Zoning needs a complete rethink — and planners are well positioned to be champions for local change.
Antiquated zoning laws are negatively impacting communities and effectively crippling housing choice by limiting opportunities, reinforcing segregation, driving up the cost of housing, and unfairly favoring single family, low-density housing. It's even contributing to worsening the climate crisis. Fixing this development tool is imperative as planners work to bridge the racial wealth gap and increase economic opportunity for all.
APA supports zoning code reform to ensure communities can provide residents with greater housing choice at lower costs. Overhauling outdated local and state codes that set parking minimums, restrict multifamily housing options in certain neighborhoods, and prohibit innovative solutions like accessory dwelling units (ADUs) are problematic and should change.

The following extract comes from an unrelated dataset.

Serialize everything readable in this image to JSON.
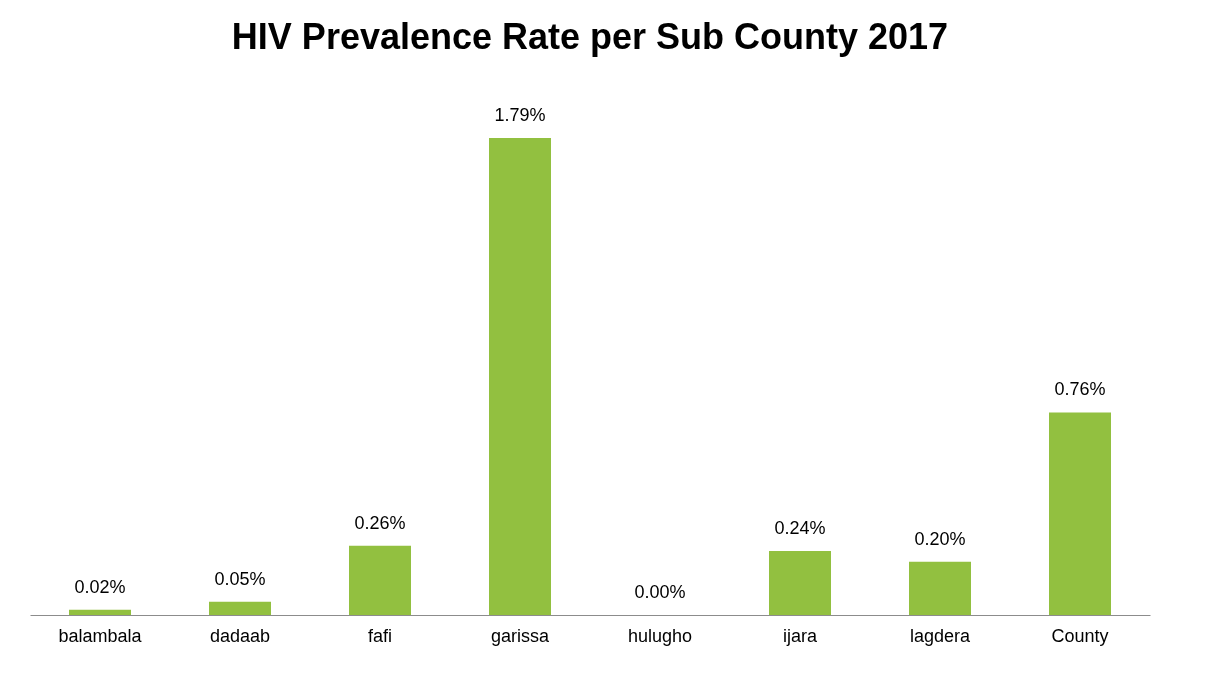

As communities and states take fresh looks at broken growth tools, planners can be champions for improving local rules using good plans to drive real change.
See how planners, APA and its partners are working to advance zoning reform from the federal level to the local level.
Pushing for incentives for code reform is atop planners' federal agenda in 2021. With APA's help, planners are making inroads in both parties on legislation that would deliver assistance to planners working to build political will for change.
APA was one of 250 organizations supporting the reintroduction of the bipartisan Yes in My Backyard (YIMBY) Act that encourages communities to play a constructive role in solving the housing crisis. Recognizing and eliminating discriminatory housing policies - zoning and density restrictions, onerous parking requirements, and other regulations - is an essential first step in decreasing barriers to new housing of all price levels.
The bipartisan Housing Supply and Affordability Act — which APA helped craft — would give planners and communities access to new funding and technical assistance to overhaul local rules that continue to stymie housing supply and availability.
For additional resources, check out APA's Housing Policy Guide, which identifies policy solutions to address dire housing challenges including accessibility, affordability, and availability.
Massachusetts passed a zoning reform bill that updates the state's land use law, in which APA Massachusetts Chapter among other allies has worked for years to advance zoning reform.
In Connecticut, several pieces of legislation focus on housing and zoning reform. The APA Connecticut Chapter has testified and indicated support for legislation that adopts a holistic approach to zoning, housing, and land use reform.
In South Carolina, APA South Carolina member Susan Britt, AICP testified before state senate on bill changes that would make easier the development of affordable workforce housing.
Additionally, action has been taking place across cities, including:
Minneapolis was the first major city in the U.S. to eliminate single-family zoning.
Portland, Oregon raised the bar on zoning reform last summer when it moved to legalize up to four homes on almost any residential lot.
Charlotte, North Carolina's, city council has voted to uphold changes to its single-family zoning in the city's comprehensive plan.